A sentiment of gratitude for indoor plumbing and washing machines.
In my younger years, I often dreamed of times gone by and wondered if I would prefer to live in a different era. Perhaps you know what I mean? We yearn for the age of romantic gestures, chivalry, and– of course— that fabulous wardrobe. It’s why Downton Abbey, Pride and Prejudice, Wuthering Heights, and Jane Eyre are entertainment phenomenons.
However truthfully, we women live in our romantic day dream just about until our actual courting phase is over, our wedding is a distant memory, and reality fosters a serious appreciation for the convenience that modern amenities afford us.

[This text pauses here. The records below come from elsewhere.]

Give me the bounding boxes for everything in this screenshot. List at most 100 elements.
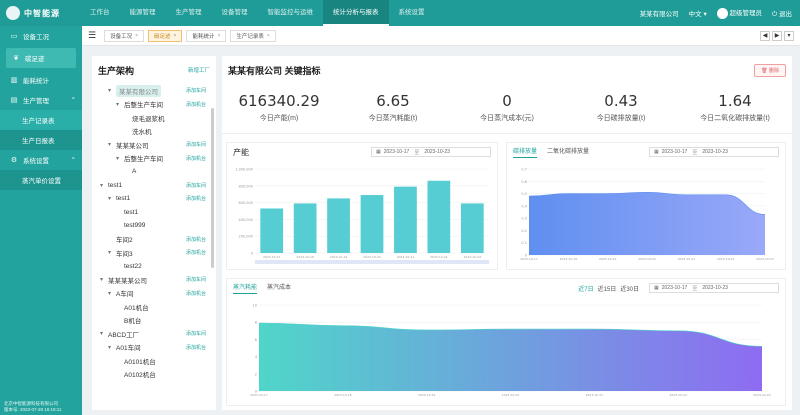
kpi-value: 0.43 <box>604 92 638 110</box>
range-option[interactable]: 近30日 <box>620 284 639 293</box>
tree-node[interactable]: ▾ 车间3 添加机台 <box>92 246 216 260</box>
sidebar-item[interactable]: ❦ 碳足迹 <box>6 48 76 68</box>
tree-node[interactable]: ▾ 后整生产车间 添加机台 <box>92 152 216 166</box>
tree-node[interactable]: A0102机台 <box>92 368 216 382</box>
chevron-down-icon[interactable]: ▾ <box>784 30 794 41</box>
close-icon[interactable]: × <box>174 33 177 39</box>
top-nav-item[interactable]: 生产管理 <box>166 0 212 26</box>
tree-add-button[interactable]: 添加车间 <box>186 87 206 94</box>
sidebar-subitem[interactable]: 生产日报表 <box>0 130 82 150</box>
top-nav-item[interactable]: 工作台 <box>80 0 120 26</box>
chevron-down-icon[interactable]: ▾ <box>108 141 116 148</box>
tree-add-button[interactable]: 添加机台 <box>186 155 206 162</box>
sidebar-item[interactable]: ▭ 设备工况 <box>0 26 82 46</box>
tab-item[interactable]: 碳足迹 × <box>148 29 183 42</box>
language-select[interactable]: 中文 ▾ <box>689 8 707 18</box>
company-name[interactable]: 某某有限公司 <box>640 8 679 18</box>
date-range-picker[interactable]: ▦ 2023-10-17 至 2023-10-23 <box>649 283 779 293</box>
tab-item[interactable]: 设备工况 × <box>104 29 145 42</box>
date-range-picker[interactable]: ▦ 2023-10-17 至 2023-10-23 <box>371 147 491 157</box>
range-option[interactable]: 近15日 <box>598 284 617 293</box>
chevron-down-icon[interactable]: ▾ <box>100 182 108 189</box>
tree-node[interactable]: ▾ test1 添加车间 <box>92 179 216 193</box>
chevron-right-icon[interactable]: ▶ <box>772 30 782 41</box>
tree-add-button[interactable]: 添加机台 <box>186 249 206 256</box>
chevron-down-icon[interactable]: ▾ <box>108 249 116 256</box>
tree-add-button[interactable]: 添加机台 <box>186 290 206 297</box>
tab-item[interactable]: 生产记录表 × <box>230 29 276 42</box>
tree-add-button[interactable]: 添加车间 <box>186 330 206 337</box>
tree-node[interactable]: ▾ 某某某某公司 添加车间 <box>92 273 216 287</box>
tree-add-button[interactable]: 添加机台 <box>186 236 206 243</box>
tree-node[interactable]: test999 <box>92 219 216 233</box>
top-nav-item[interactable]: 能源管理 <box>120 0 166 26</box>
chart-tab[interactable]: 二氧化碳排放量 <box>547 146 589 158</box>
tree-node[interactable]: A0101机台 <box>92 354 216 368</box>
top-nav-item[interactable]: 设备管理 <box>212 0 258 26</box>
top-nav-item[interactable]: 系统设置 <box>389 0 435 26</box>
chevron-down-icon[interactable]: ▾ <box>100 276 108 283</box>
tree-node-label: test1 <box>124 208 139 216</box>
tree-node[interactable]: ▾ A01车间 添加机台 <box>92 341 216 355</box>
x-tick-label: 2023-10-23 <box>756 257 774 261</box>
tree-node[interactable]: ▾ A车间 添加机台 <box>92 287 216 301</box>
top-nav-item[interactable]: 智能监控与运维 <box>258 0 324 26</box>
tree-add-button[interactable]: 添加机台 <box>186 195 206 202</box>
menu-toggle-icon[interactable]: ☰ <box>88 30 96 41</box>
tree-node[interactable]: 车间2 添加机台 <box>92 233 216 247</box>
sidebar: ▭ 设备工况 ❦ 碳足迹 ▥ 能耗统计 ▤ 生产管理 ⌃ 生产记录表 生产日报表 ⚙ 系统设置 ⌃ 蒸汽单价… <box>0 26 82 415</box>
chevron-down-icon[interactable]: ▾ <box>100 330 108 337</box>
chart-tab[interactable]: 碳排放量 <box>513 146 538 158</box>
tree-node[interactable]: B机台 <box>92 314 216 328</box>
chevron-down-icon[interactable]: ▾ <box>108 195 116 202</box>
close-icon[interactable]: × <box>267 33 270 39</box>
tab-item[interactable]: 能耗统计 × <box>186 29 227 42</box>
top-nav: 工作台 能源管理 生产管理 设备管理 智能监控与运维 统计分析与报表 系统设置 <box>80 0 435 26</box>
tree-add-button[interactable]: 添加车间 <box>186 182 206 189</box>
tree-node[interactable]: 烧毛退浆机 <box>92 111 216 125</box>
range-option[interactable]: 近7日 <box>578 284 593 293</box>
chart-tab[interactable]: 蒸汽成本 <box>267 282 291 294</box>
tree-node[interactable]: ▾ ABCD工厂 添加车间 <box>92 327 216 341</box>
tree-node[interactable]: 洗水机 <box>92 125 216 139</box>
chevron-down-icon[interactable]: ▾ <box>116 101 124 108</box>
chevron-down-icon[interactable]: ▾ <box>108 87 116 94</box>
tree-add-button[interactable]: 添加车间 <box>186 141 206 148</box>
close-icon[interactable]: × <box>217 33 220 39</box>
y-tick-label: 0.6 <box>521 180 527 184</box>
tree-node[interactable]: test1 <box>92 206 216 220</box>
date-range-picker[interactable]: ▦ 2023-10-17 至 2023-10-23 <box>649 147 779 157</box>
logout-button[interactable]: ⏻ 退出 <box>772 8 792 19</box>
chevron-left-icon[interactable]: ◀ <box>760 30 770 41</box>
sidebar-item[interactable]: ▤ 生产管理 ⌃ <box>0 90 82 110</box>
sidebar-subitem[interactable]: 生产记录表 <box>0 110 82 130</box>
tree-node[interactable]: A <box>92 165 216 179</box>
tree-node[interactable]: ▾ 某某有限公司 添加车间 <box>92 84 216 98</box>
chevron-down-icon[interactable]: ▾ <box>108 290 116 297</box>
chevron-down-icon[interactable]: ▾ <box>116 155 124 162</box>
delete-button[interactable]: 🗑 删除 <box>754 63 786 77</box>
scrollbar[interactable] <box>211 108 214 268</box>
tree-node-label: test22 <box>124 262 142 270</box>
sidebar-item[interactable]: ▥ 能耗统计 <box>0 70 82 90</box>
chart-tab[interactable]: 蒸汽耗能 <box>233 282 258 294</box>
tree-add-button[interactable]: 添加车间 <box>186 276 206 283</box>
top-nav-item[interactable]: 统计分析与报表 <box>323 0 389 26</box>
user-menu[interactable]: 超级管理员 <box>716 7 762 19</box>
tree-node[interactable]: A01机台 <box>92 300 216 314</box>
tree-node[interactable]: test22 <box>92 260 216 274</box>
tree-node-label: 某某有限公司 <box>116 84 161 97</box>
tab-label: 能耗统计 <box>192 33 215 40</box>
chevron-down-icon[interactable]: ▾ <box>108 344 116 351</box>
sidebar-subitem[interactable]: 蒸汽单价设置 <box>0 170 82 190</box>
add-factory-button[interactable]: 新增工厂 <box>188 66 210 74</box>
tree-node[interactable]: ▾ 某某某公司 添加车间 <box>92 138 216 152</box>
tree-add-button[interactable]: 添加机台 <box>186 101 206 108</box>
close-icon[interactable]: × <box>135 33 138 39</box>
tree-add-button[interactable]: 添加机台 <box>186 344 206 351</box>
tree-node[interactable]: ▾ 后整生产车间 添加机台 <box>92 98 216 112</box>
tree-node[interactable]: ▾ test1 添加机台 <box>92 192 216 206</box>
sidebar-item[interactable]: ⚙ 系统设置 ⌃ <box>0 150 82 170</box>
calendar-icon: ▦ <box>376 149 381 155</box>
bar-chart-icon: ▥ <box>10 77 18 84</box>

Although my eyes were opened years ago, nothing has solidified my affinity for indoor plumbing and washing machines like pregnancy (…and I suspect an infant will only reaffirm this). Instead of day-dreaming about white horses and flowy gowns, I imagine the treachery that women faced making 6 trips per night (if they were lucky) out the front door, down the path, and around the corner to the outhouse EVERY TIME NATURE CALLED. I thank Jesus for toilet paper and indoor plumbing each visit I make to the ladies room— and let’s be honest, at 8 months pregnant I’ve earned my frequent flyer miles.
A year ago I would have described the simplicity of Amish life as romantic and inspiring. Not anymore. I’ve been introduced to a profound new appreciation for my washing machine: the pregnancy cough and/or sneeze. It’s bad enough when it sneaks up on you out of the blue in public, but try South Texas Cedar season when allergens are thick as oxygen particles, and, well… game over for your social life. I respect those Amish women deeply, but there’s no way they have enough changes of clothing to keep up with 5-7 sneezes minimum per day. At least 65% of you exactly what I’m talking about, but for those who have not experienced this little joy of pregnancy, I’m going to fill you in now. Don’t worry, you’ll still experience countless pregnancy surprises and wonder with befuddlement why NO ONE WARNED YOU.
Along with the glowing skin, radiant hair, and darling baby bump, comes a less than delightful “side effect” known as leaky bladder. (Some of you are screaming TMI, but I’m going there anyway.) To lay it all out there— the growing baby on your bladder plus the weakened muscles that support it mean that your nifty little bladder shut-off valve isn’t quite what it used to be. Now the pressure of a sneeze or cough is enough to cause that valve to completely and epic-ly fail, expelling varying amounts of fluid… oh what the heck… pee. It’s pee, girls. We’re all adults here, right?
So what am I saying? Lady Mary Crawley, you are extraordinary. I love your family, your
house castle, your wardrobe, and I will watch Downton Abbey until the cows come home and sigh at the grandeur of it all. But when it’s over, I will happily use my flushable toilet that is 20 steps away, lay down on my TempurPedic mattress, and thank Jesus for giving me life in 1981 so I could enjoy my indoor plumbing and my washing machine.